Yep, its always good to get a wide lobe cam if you can, to give the car less overlap. However, that is of less importance in an I6 than it is with a car with no torque like an OHC Ford four cylinder.
You can't really over cam a Ford I6. The stock cam at hydraulic valve lash (4 thou) is just a 252 or 256 total degree joke, with less than 185 degrees of lift at 50 thou lift. There is very little exhast coming out of the engine, and very little air/fuel mix going in, so anything below 260 degrees is a waste of a good camshaft grind.
A cam around 264 to 272 is ideal. It may have about 200 degrees duration at 50 thou lift. Sizes up to 272 is about the limit on the street due to pre boost surging.
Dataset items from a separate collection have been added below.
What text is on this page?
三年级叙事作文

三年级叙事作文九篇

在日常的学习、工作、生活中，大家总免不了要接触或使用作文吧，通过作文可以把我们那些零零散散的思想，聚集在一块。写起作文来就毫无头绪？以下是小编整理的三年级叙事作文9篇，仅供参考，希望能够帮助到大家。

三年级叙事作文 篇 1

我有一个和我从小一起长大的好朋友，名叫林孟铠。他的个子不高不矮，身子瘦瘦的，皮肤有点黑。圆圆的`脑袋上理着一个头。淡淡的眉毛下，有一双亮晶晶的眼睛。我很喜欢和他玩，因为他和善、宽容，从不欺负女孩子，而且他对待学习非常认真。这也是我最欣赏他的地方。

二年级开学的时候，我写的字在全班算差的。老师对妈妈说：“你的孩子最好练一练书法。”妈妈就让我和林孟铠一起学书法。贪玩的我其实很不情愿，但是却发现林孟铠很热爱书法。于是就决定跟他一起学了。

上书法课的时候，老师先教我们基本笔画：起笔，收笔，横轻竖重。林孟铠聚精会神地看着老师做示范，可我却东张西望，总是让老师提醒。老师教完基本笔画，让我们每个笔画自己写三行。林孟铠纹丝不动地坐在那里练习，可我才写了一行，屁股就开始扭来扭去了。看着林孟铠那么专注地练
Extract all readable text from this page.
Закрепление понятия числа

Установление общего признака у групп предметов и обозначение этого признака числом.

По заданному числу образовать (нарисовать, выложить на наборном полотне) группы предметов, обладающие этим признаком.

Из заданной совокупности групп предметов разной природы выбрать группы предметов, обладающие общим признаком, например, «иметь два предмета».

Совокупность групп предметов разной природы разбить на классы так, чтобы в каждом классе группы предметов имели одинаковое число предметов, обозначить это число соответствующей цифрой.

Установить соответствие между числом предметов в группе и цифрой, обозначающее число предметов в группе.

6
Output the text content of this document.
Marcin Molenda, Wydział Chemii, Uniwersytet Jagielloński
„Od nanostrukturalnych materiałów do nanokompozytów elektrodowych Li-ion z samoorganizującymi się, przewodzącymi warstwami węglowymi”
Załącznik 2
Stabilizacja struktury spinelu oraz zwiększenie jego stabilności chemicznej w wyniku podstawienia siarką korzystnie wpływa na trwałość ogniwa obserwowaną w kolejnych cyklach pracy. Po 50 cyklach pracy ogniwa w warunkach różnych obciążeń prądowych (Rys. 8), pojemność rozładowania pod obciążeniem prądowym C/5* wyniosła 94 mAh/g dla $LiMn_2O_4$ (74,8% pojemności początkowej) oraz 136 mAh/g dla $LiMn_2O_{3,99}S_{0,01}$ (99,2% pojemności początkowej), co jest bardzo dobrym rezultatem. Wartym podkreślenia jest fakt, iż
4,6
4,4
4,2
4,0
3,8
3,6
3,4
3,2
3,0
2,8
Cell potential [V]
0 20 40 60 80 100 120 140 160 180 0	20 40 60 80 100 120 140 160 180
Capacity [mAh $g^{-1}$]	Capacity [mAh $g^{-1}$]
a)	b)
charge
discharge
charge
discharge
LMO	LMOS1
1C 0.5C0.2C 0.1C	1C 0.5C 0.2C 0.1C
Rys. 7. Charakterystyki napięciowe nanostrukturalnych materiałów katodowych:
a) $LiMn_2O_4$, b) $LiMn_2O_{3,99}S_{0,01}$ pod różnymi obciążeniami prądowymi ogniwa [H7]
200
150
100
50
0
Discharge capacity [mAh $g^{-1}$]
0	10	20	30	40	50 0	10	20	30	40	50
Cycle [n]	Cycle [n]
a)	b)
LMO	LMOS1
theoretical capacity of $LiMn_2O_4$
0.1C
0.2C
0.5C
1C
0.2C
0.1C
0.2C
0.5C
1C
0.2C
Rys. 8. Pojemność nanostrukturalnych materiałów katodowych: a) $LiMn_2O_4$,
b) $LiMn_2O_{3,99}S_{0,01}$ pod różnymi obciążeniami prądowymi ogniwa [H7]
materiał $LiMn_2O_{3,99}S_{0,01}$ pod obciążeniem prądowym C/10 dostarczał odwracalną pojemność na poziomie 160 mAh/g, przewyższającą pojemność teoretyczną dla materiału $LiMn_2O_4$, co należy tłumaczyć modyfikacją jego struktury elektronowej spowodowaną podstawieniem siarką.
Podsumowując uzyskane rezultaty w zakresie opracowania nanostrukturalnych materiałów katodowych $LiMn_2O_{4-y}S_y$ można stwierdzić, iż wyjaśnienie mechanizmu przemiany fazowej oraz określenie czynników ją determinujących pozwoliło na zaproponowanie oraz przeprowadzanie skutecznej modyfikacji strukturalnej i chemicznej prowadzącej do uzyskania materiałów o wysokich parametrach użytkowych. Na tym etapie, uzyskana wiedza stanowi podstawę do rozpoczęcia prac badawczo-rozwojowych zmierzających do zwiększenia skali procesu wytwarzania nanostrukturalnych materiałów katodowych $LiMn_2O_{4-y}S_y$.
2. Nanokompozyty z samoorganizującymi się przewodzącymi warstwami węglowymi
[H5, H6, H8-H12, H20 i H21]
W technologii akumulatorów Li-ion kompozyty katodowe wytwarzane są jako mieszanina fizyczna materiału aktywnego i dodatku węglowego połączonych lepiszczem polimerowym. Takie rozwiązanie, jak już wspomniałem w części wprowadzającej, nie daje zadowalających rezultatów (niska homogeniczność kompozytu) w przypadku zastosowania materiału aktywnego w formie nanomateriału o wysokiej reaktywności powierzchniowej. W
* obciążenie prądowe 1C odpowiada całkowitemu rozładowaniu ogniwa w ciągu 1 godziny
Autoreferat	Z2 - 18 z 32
Generally, going up in duration is just what you need. The effective compression of a 272 degree cam with, say, 205 to 208 degrees of duration at 50 thou open is still going to work fine with 8:1 compression.
Technically, the only important figures for the cam ar not total duration, or duration at 50 thou, but duration at 30 thou valve lift. Most aftermarket cams have an aggressive ramp, and have less duration at 20 thou than the stock cams. So technically, a 264 or 272 cam will have a similar low speed character to the stock 252 or 256 Ford cam.
Turbos respond to the same good gear normally aspirated cars do. The only problem is running into surge at off turbo (before full boost) with a bigger cam bigger than 280 degrees at lash. At low speed, there isn't the stable air flow there is with a 252/256/264 or 272 degree cam.
David Vizard had a great situation where a little low compression 2.0 Pinto engine got a something like small 272 degree Isky 134 cam, and then went to a bigger 280 cam and got a great improvement in power and torque with one of his customers turbo engines, an improvement everywhere. The 134 Isky cam had less duration at 50 thou than the stock 268 degree Ford OHC cam!
Other OHC Pinto engine builders he worked with found that over 300 degrees, its very easy to over cam the engine and get into a surge zone. Peak power still gains, but then there is a low down, low speed drivablity problem. It cannot be fixed by sizing the turbo up or down, and results in all kinds of issues.
The summary will be the same with a 200 I6 as with a 2.0 Pinto engine. You can't over cam it if its below 272 degrees.
If your car has a poor breathing head, its okay to go for a wilder cam. The Aussie X-flow headed 250 ran factory cams of up to 264 degrees with a free flowing head, and the car was very tractable with 8.7 to 8.8:1 compression.
It's hard to imagine a 272 degree cam ever having problems in a 200.